10. Death by Mutual Fund- The mutual fund concept has been around for close to 50 years and the industry has become massive over that time. The original concept of pooling resources and then let a group of investment experts invest those assets was a great idea at the time. Unfortunately, over time this good idea has been tainted by greed and mismanagement. 2008 has done little to affirm that people should be paying 3% for the expertise of investment managers since many of them could not foresee the crash in the market. The mutual fund industry is also crippled by the fact that the structure of a mutual fund only allows the investor to make money when the market goes up. People are starting to figure out that they can't just trust their money to others and hope that at the end of the day they have something to show. The front end and back end loads that are paid out to advisors for putting their clients money into funds is starting to reveal its ugly head as advisors have changed their focus from good management to good fees. One benefit of seeing your portfolio cut in half is that it causes you to take a closer look at what is happening in your investments. This closer look will cause investors to think twice before they trust the individuals that are running these funds and those selling them to them. The Madoff Ponzi scheme will also have a determental impact on the industry as investors will demand more transparancy on where their investment money is actually going. Another crippling blow to the industry is the irresponsible investment by many money managers in high yielding products like asset backed commercial paper. Many mutual fund managers are now petrified to make any decisions which will cause a further lull in their returns and ability to beat the market. With the advent of low fee ETF's, investors have the ability to invest in markets that they believe will do the best. They essentially will have the ability to make money when the market goes up and when it goes down. You will start to see more investors using this technique as they become more aware of it. They will probably have to fire their advisor first though as they won't be the first touting it as an investment product since many do not contain any fees or perks.

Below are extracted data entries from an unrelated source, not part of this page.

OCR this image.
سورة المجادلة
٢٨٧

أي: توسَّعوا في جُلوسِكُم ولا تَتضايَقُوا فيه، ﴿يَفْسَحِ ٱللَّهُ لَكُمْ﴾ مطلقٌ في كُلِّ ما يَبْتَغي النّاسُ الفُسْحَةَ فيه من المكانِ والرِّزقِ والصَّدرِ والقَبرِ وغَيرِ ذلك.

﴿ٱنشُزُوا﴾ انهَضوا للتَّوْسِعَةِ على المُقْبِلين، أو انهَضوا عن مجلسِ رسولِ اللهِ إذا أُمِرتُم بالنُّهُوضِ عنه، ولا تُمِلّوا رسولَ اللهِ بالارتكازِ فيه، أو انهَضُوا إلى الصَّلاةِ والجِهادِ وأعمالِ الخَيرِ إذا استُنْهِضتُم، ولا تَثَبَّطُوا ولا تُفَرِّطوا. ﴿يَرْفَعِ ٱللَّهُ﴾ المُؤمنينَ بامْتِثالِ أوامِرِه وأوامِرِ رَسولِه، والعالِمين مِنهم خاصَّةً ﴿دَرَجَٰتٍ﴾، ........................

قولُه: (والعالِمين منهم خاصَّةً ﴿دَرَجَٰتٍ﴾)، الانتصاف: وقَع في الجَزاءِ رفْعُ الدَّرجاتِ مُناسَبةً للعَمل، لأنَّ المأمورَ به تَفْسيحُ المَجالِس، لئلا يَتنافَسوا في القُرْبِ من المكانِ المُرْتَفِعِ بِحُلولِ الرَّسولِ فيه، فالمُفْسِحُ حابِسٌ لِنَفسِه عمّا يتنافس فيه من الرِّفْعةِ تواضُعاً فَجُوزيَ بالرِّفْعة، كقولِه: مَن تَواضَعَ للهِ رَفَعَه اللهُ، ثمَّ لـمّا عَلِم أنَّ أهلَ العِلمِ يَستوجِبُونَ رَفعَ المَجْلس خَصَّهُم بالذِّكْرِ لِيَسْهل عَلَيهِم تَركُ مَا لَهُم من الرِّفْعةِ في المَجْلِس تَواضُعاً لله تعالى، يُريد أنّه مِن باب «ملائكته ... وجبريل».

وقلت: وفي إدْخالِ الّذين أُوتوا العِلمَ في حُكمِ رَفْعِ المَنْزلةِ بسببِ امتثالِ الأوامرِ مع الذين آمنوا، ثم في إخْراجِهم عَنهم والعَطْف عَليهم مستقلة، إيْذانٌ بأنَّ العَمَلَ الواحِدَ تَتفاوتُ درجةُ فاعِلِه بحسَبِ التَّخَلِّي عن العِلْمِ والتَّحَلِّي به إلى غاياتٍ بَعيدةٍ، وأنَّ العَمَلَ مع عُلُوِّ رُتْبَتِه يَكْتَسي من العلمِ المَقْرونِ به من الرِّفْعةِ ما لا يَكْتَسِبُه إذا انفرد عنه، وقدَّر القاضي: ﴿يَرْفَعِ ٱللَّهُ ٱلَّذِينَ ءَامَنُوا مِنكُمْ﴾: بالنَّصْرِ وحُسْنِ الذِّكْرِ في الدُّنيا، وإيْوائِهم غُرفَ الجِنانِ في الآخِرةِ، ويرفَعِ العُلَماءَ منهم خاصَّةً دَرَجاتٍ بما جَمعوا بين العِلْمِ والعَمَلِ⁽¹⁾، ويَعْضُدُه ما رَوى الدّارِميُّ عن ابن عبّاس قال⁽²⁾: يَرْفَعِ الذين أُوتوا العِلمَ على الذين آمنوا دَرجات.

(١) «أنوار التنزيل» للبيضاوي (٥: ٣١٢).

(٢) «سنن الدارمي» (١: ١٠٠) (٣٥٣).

Overall, these are just a few of my thoughts as we move into 2009. I believe the stimulus packages proposed by governments around the world will cause an "Obama" rally that will be short lived. We should see a retesting of the market lows starting in June led by dismal corporate earnings, rising unemployment, tightening credit and a free fall in real estate prices. We are not out of the mess yet as this recession could last longer than most expect. The buy and hold strategy touted by many will prove to be the downfall of many portfolios including Mr. Buffett's. An active investor will be able to take advantage of the volativity in the market and protect themselves from downswings by setting stop losses. The club will have to move its focus to companies and/or investment vehicles that will take advantage of the current uncertainity in market and will be survivors that emerge out of the chaos. We will continue to try to find great investment opportunities by finding tomorrow's great companies. In our search, we will have to be extra diligent in analyzing the financial situation of the company to ensure that management is making good decisions with the capital available. Keep in mind the saying, with crisis comes opportunity!